Zealand Pharma Reports Positive Topline Data From 28-Week Phase 1b Clinical Trial Evaluating GLP-1/GLP-2 Dual Agonist Dapiglutide

Zealand Pharma A/S, a biotechnology company developing peptide-based medicines, has reported positive topline results from Part 2 of its Phase 1b multiple ascending dose (MAD) clinical trial evaluating dapiglutide, a long-acting GLP-1/GLP-2 receptor dual agonist. The trial assessed the safety, tolerability, and clinical effects of dapiglutide administered over a 28-week period. A total of 30 participants, primarily male (approximately 93%), with a median age of 44.5 years, a median starting body weight of 91.9 kg, and a median BMI of 28.8 kg/m², were enrolled in this portion of the study. 

Participants were randomized in a 2:1 ratio to receive either dapiglutide or placebo once weekly for 28 weeks, within a single dose cohort. No lifestyle interventions, such as changes in diet or exercise, were introduced during the trial. By week 28, those treated with dapiglutide experienced an estimated average body weight reduction of 11.6% from baseline, while the placebo group showed a negligible average weight reduction of 0.2%. The higher doses of dapiglutide used in this phase compared to the earlier 13-week Part 1 were considered safe and well tolerated.
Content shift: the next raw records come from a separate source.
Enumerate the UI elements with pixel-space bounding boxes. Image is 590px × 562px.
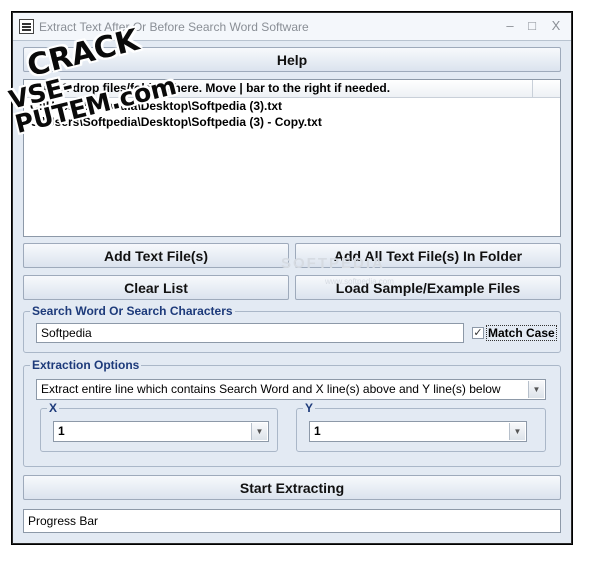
search-group-label: Search Word Or Search Characters	[30, 304, 235, 318]
search-group: Search Word Or Search Characters Softped…	[23, 304, 561, 353]
maximize-icon[interactable]: □	[521, 17, 543, 35]
y-group-label: Y	[303, 401, 316, 415]
close-icon[interactable]: X	[545, 17, 567, 35]
chevron-down-icon[interactable]: ▼	[509, 423, 525, 440]
start-extracting-button[interactable]: Start Extracting	[23, 475, 561, 500]
x-group-label: X	[47, 401, 60, 415]
extraction-group: Extraction Options Extract entire line w…	[23, 358, 561, 467]
search-input[interactable]: Softpedia	[36, 323, 464, 343]
column-resize-handle[interactable]	[532, 80, 560, 98]
x-select[interactable]: 1 ▼	[53, 421, 269, 442]
y-value: 1	[314, 424, 321, 438]
extraction-mode-value: Extract entire line which contains Searc…	[41, 382, 501, 396]
softpedia-watermark-url: www.softpedia.com	[325, 277, 394, 286]
softpedia-watermark: SOFTPEDIA	[281, 255, 385, 272]
extraction-mode-select[interactable]: Extract entire line which contains Searc…	[36, 379, 546, 400]
match-case-label[interactable]: Match Case	[486, 325, 557, 341]
clear-list-button[interactable]: Clear List	[23, 275, 289, 300]
minimize-icon[interactable]: –	[499, 17, 521, 35]
app-icon	[19, 19, 34, 34]
progress-bar: Progress Bar	[23, 509, 561, 533]
x-value: 1	[58, 424, 65, 438]
chevron-down-icon[interactable]: ▼	[528, 381, 544, 398]
y-select[interactable]: 1 ▼	[309, 421, 527, 442]
match-case-checkbox[interactable]: ✓	[472, 327, 484, 339]
chevron-down-icon[interactable]: ▼	[251, 423, 267, 440]
y-group: Y 1 ▼	[296, 401, 546, 452]
x-group: X 1 ▼	[40, 401, 278, 452]
add-files-button[interactable]: Add Text File(s)	[23, 243, 289, 268]
extraction-group-label: Extraction Options	[30, 358, 142, 372]
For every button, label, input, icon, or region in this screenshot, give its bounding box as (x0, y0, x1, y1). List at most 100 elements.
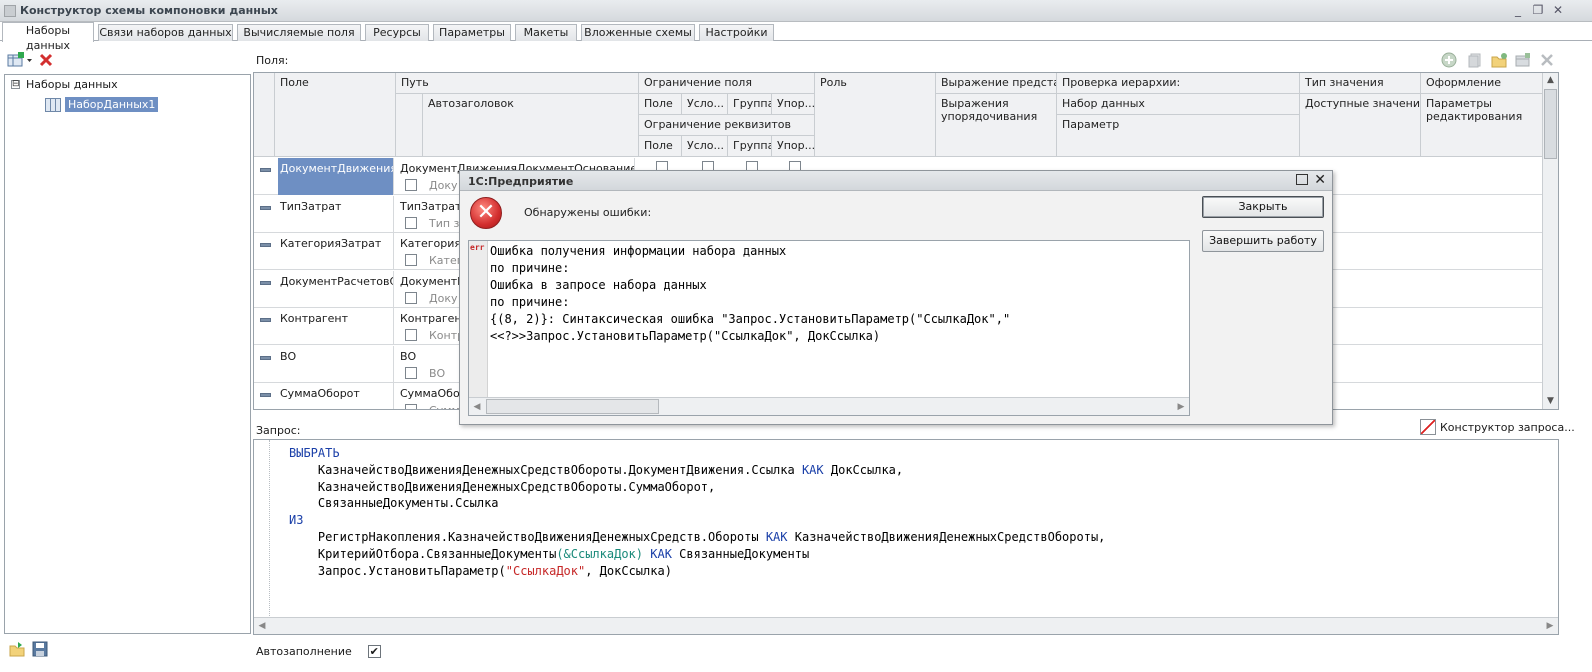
scroll-up-icon[interactable]: ▲ (1543, 73, 1558, 88)
header-expr-order[interactable]: Выражения упорядочивания (936, 94, 1057, 157)
error-horizontal-scrollbar[interactable]: ◀ ▶ (469, 397, 1189, 415)
close-button[interactable]: Закрыть (1202, 196, 1324, 218)
add-folder-icon[interactable] (1490, 51, 1508, 69)
tree-root[interactable]: ⊟ Наборы данных (11, 78, 118, 91)
code-line: КритерийОтбора.СвязанныеДокументы(&Ссылк… (289, 546, 1105, 563)
code-token: РегистрНакопления.КазначействоДвиженияДе… (289, 529, 766, 544)
autofill-checkbox[interactable]: ✔ (367, 645, 381, 658)
exit-button[interactable]: Завершить работу (1202, 230, 1324, 252)
autotitle-checkbox[interactable] (405, 366, 417, 379)
field-name-cell[interactable]: ДокументДвижения... (278, 158, 394, 195)
error-text-box[interactable]: err Ошибка получения информации набора д… (468, 240, 1190, 416)
tree-item-dataset1[interactable]: НаборДанных1 (45, 97, 159, 112)
header-restriction[interactable]: Ограничение поля (639, 73, 815, 94)
datasets-tree[interactable]: ⊟ Наборы данных НаборДанных1 (4, 74, 251, 634)
close-icon[interactable]: ✕ (1550, 3, 1566, 18)
error-line: по причине: (490, 261, 570, 276)
collapse-icon[interactable]: ⊟ (11, 80, 20, 89)
autotitle-checkbox[interactable] (405, 179, 417, 191)
field-name-cell[interactable]: Контрагент (278, 308, 394, 345)
copy-icon[interactable] (1466, 51, 1484, 69)
dialog-close-icon[interactable]: ✕ (1314, 172, 1326, 188)
autotitle-checkbox[interactable] (405, 404, 417, 409)
header-dataset[interactable]: Набор данных (1057, 94, 1300, 115)
editor-horizontal-scrollbar[interactable]: ◀ ▶ (254, 617, 1558, 634)
scroll-down-icon[interactable]: ▼ (1543, 394, 1558, 409)
header-role[interactable]: Роль (815, 73, 936, 157)
delete-icon[interactable] (38, 51, 54, 69)
field-marker-icon (260, 355, 271, 360)
tab-calculated-fields[interactable]: Вычисляемые поля (237, 24, 361, 41)
field-name-cell[interactable]: СуммаОборот (278, 383, 394, 409)
grid-vertical-scrollbar[interactable]: ▲ ▼ (1542, 73, 1558, 409)
field-name-cell[interactable]: КатегорияЗатрат (278, 233, 394, 270)
field-name-cell[interactable]: ДокументРасчетовС... (278, 270, 394, 308)
query-text[interactable]: ВЫБРАТЬ КазначействоДвиженияДенежныхСред… (289, 445, 1105, 579)
header-req-group[interactable]: Группа (728, 136, 772, 157)
field-path: ТипЗатрат (400, 199, 462, 213)
code-token: КазначействоДвиженияДенежныхСредствОборо… (289, 479, 716, 494)
header-req-cond[interactable]: Усло... (682, 136, 728, 157)
scroll-left-icon[interactable]: ◀ (469, 399, 485, 415)
header-avail-values[interactable]: Доступные значения (1300, 94, 1421, 157)
autotitle-checkbox[interactable] (405, 291, 417, 304)
header-expr-present[interactable]: Выражение предста... (936, 73, 1057, 94)
tab-templates[interactable]: Макеты (515, 24, 577, 41)
add-field-icon[interactable] (1440, 51, 1458, 69)
header-restriction-group[interactable]: Группа (728, 94, 772, 115)
tab-resources[interactable]: Ресурсы (365, 24, 429, 41)
dialog-titlebar: 1С:Предприятие ✕ (460, 171, 1332, 191)
header-value-type[interactable]: Тип значения (1300, 73, 1421, 94)
delete-field-icon[interactable] (1538, 51, 1556, 69)
autotitle-checkbox[interactable] (405, 216, 417, 229)
tab-datasets[interactable]: Наборы данных (2, 22, 94, 52)
restore-icon[interactable]: ❐ (1530, 3, 1546, 18)
header-req-restriction[interactable]: Ограничение реквизитов (639, 115, 815, 136)
tab-parameters[interactable]: Параметры (433, 24, 511, 41)
field-name-cell[interactable]: ТипЗатрат (278, 195, 394, 233)
header-restriction-order[interactable]: Упор... (772, 94, 815, 115)
tab-nested-schemes[interactable]: Вложенные схемы (581, 24, 695, 41)
field-path: ВО (400, 349, 417, 363)
code-token: КАК (765, 529, 788, 544)
code-token: ВЫБРАТЬ (289, 446, 340, 460)
scroll-left-icon[interactable]: ◀ (254, 618, 270, 634)
code-token: , ДокСсылка) (585, 563, 672, 578)
header-autotitle[interactable]: Автозаголовок (423, 94, 639, 157)
header-field[interactable]: Поле (275, 73, 396, 157)
header-restriction-field[interactable]: Поле (639, 94, 682, 115)
tab-dataset-links[interactable]: Связи наборов данных (98, 24, 233, 41)
scroll-thumb[interactable] (1544, 89, 1557, 159)
field-name-cell[interactable]: ВО (278, 345, 394, 383)
autofill-label: Автозаполнение (256, 645, 352, 658)
error-dialog[interactable]: 1С:Предприятие ✕ ✕ Обнаружены ошибки: За… (459, 170, 1333, 425)
header-req-order[interactable]: Упор... (772, 136, 815, 157)
autotitle-checkbox[interactable] (405, 329, 417, 341)
scroll-right-icon[interactable]: ▶ (1542, 618, 1558, 634)
autofill-option[interactable]: Автозаполнение ✔ (256, 645, 381, 658)
open-icon[interactable] (8, 640, 26, 658)
window-titlebar: Конструктор схемы компоновки данных _ ❐ … (0, 0, 1592, 22)
field-marker-icon (260, 168, 271, 172)
header-appearance[interactable]: Оформление (1421, 73, 1544, 94)
query-builder-button[interactable]: Конструктор запроса... (1420, 419, 1575, 435)
scroll-thumb[interactable] (486, 399, 659, 414)
add-table-icon[interactable] (1514, 51, 1532, 69)
header-req-field[interactable]: Поле (639, 136, 682, 157)
error-icon: ✕ (470, 197, 502, 229)
query-editor[interactable]: ВЫБРАТЬ КазначействоДвиженияДенежныхСред… (253, 439, 1559, 635)
header-path[interactable]: Путь (396, 73, 639, 94)
header-edit-params[interactable]: Параметры редактирования (1421, 94, 1544, 157)
save-icon[interactable] (31, 640, 49, 658)
header-param[interactable]: Параметр (1057, 115, 1300, 157)
error-line: Ошибка получения информации набора данны… (490, 244, 787, 258)
minimize-icon[interactable]: _ (1510, 3, 1526, 18)
autotitle-checkbox[interactable] (405, 254, 417, 266)
scroll-right-icon[interactable]: ▶ (1173, 399, 1189, 415)
header-restriction-cond[interactable]: Усло... (682, 94, 728, 115)
add-dataset-icon[interactable] (6, 51, 34, 69)
tab-settings[interactable]: Настройки (699, 24, 774, 41)
code-token: ДокСсылка, (823, 462, 904, 477)
header-hier-check[interactable]: Проверка иерархии: (1057, 73, 1300, 94)
maximize-icon[interactable] (1296, 174, 1308, 185)
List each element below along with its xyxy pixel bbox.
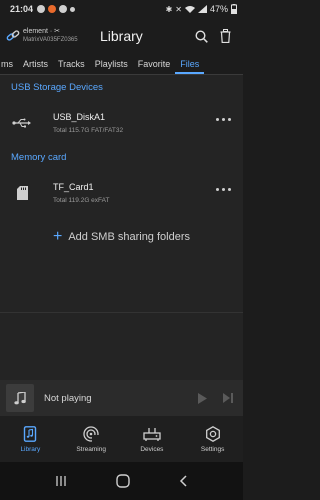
library-icon bbox=[24, 425, 37, 442]
home-icon[interactable] bbox=[116, 474, 130, 488]
system-navigation-bar bbox=[0, 462, 243, 500]
nav-label: Streaming bbox=[76, 445, 106, 453]
back-icon[interactable] bbox=[179, 475, 188, 487]
tab-favorite[interactable]: Favorite bbox=[133, 54, 176, 74]
nav-label: Devices bbox=[140, 445, 164, 453]
tab-playlists[interactable]: Playlists bbox=[90, 54, 133, 74]
notification-icon bbox=[59, 5, 68, 13]
playback-status: Not playing bbox=[44, 392, 92, 404]
notification-icons bbox=[37, 5, 76, 13]
system-status-icons: ✱ ✕ 47% bbox=[166, 4, 237, 14]
plus-icon: + bbox=[52, 228, 63, 245]
bluetooth-icon: ✱ bbox=[165, 4, 173, 14]
storage-item-memory-card[interactable]: TF_Card1 Total 119.2G exFAT bbox=[0, 171, 243, 215]
battery-level: 47% bbox=[209, 4, 228, 14]
device-selector[interactable]: element · ✂ MatrixVA035FZ0365 bbox=[0, 27, 96, 45]
storage-detail: Total 115.7G FAT/FAT32 bbox=[53, 127, 124, 134]
sd-card-icon bbox=[16, 186, 28, 200]
storage-name: TF_Card1 bbox=[53, 182, 94, 192]
status-time: 21:04 bbox=[10, 4, 34, 14]
nav-library[interactable]: Library bbox=[0, 425, 60, 453]
storage-name: USB_DiskA1 bbox=[53, 112, 106, 122]
section-title-memory: Memory card bbox=[11, 152, 67, 163]
recent-apps-icon[interactable] bbox=[55, 475, 67, 487]
streaming-icon bbox=[83, 425, 100, 442]
files-content: USB Storage Devices USB_DiskA1 Total 115… bbox=[0, 75, 243, 380]
more-options-icon[interactable] bbox=[216, 118, 231, 121]
bottom-navigation: Library Streaming Devices Settings bbox=[0, 416, 243, 462]
search-icon[interactable] bbox=[195, 29, 208, 43]
tab-artists[interactable]: Artists bbox=[18, 54, 53, 74]
more-options-icon[interactable] bbox=[216, 188, 231, 191]
link-icon bbox=[6, 30, 20, 41]
tab-tracks[interactable]: Tracks bbox=[53, 54, 90, 74]
nav-label: Library bbox=[20, 445, 41, 453]
trash-icon[interactable] bbox=[220, 29, 231, 43]
content-divider bbox=[0, 312, 243, 313]
mute-icon: ✕ bbox=[175, 4, 182, 14]
app-header: element · ✂ MatrixVA035FZ0365 Library bbox=[0, 18, 243, 54]
library-tabs: ms Artists Tracks Playlists Favorite Fil… bbox=[0, 54, 243, 74]
device-id: MatrixVA035FZ0365 bbox=[23, 37, 78, 43]
notification-icon bbox=[48, 5, 57, 13]
section-title-usb: USB Storage Devices bbox=[11, 82, 103, 93]
battery-icon bbox=[231, 4, 237, 14]
signal-icon bbox=[197, 5, 207, 13]
storage-detail: Total 119.2G exFAT bbox=[53, 197, 110, 204]
nav-devices[interactable]: Devices bbox=[122, 426, 182, 453]
nav-streaming[interactable]: Streaming bbox=[61, 425, 121, 453]
mini-player[interactable]: Not playing bbox=[0, 380, 243, 416]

David Kendall, MD, Chief Medical Officer of Zealand Pharma, stated “We are very encouraged by the impressive weight loss with dapiglutide after 28 weeks that appears on par with the most efficacious once-weekly GLP-1 receptor agonist-based therapy on the market today, despite the almost entirely male and relatively lean trial population. Dapiglutide is a unique GLP-1 receptor agonist-based therapy, aiming to leverage a dual mechanism that includes GLP-2. Our mid- to late-stage obesity pipeline includes differentiated GLP-1 receptor agonist-based therapies that target people with obesity-related comorbid conditions, and our amylin analog, petrelintide, with potential as a foundational therapy for weight management, addressing unmet needs among the majority of people with overweight and obesity.”

There were no severe or serious treatment-emergent adverse events (TEAEs) reported. Most TEAEs were mild and commonly involved gastrointestinal symptoms, such as nausea and vomiting, which align with observations from other incretin-based therapies. Two participants withdrew from the study due to TEAEs, one due to GI-related symptoms. A small number of participants experienced mild injection site reactions. These findings support the continued development of dapiglutide, with the data suggesting promising weight loss effects and a manageable safety profile.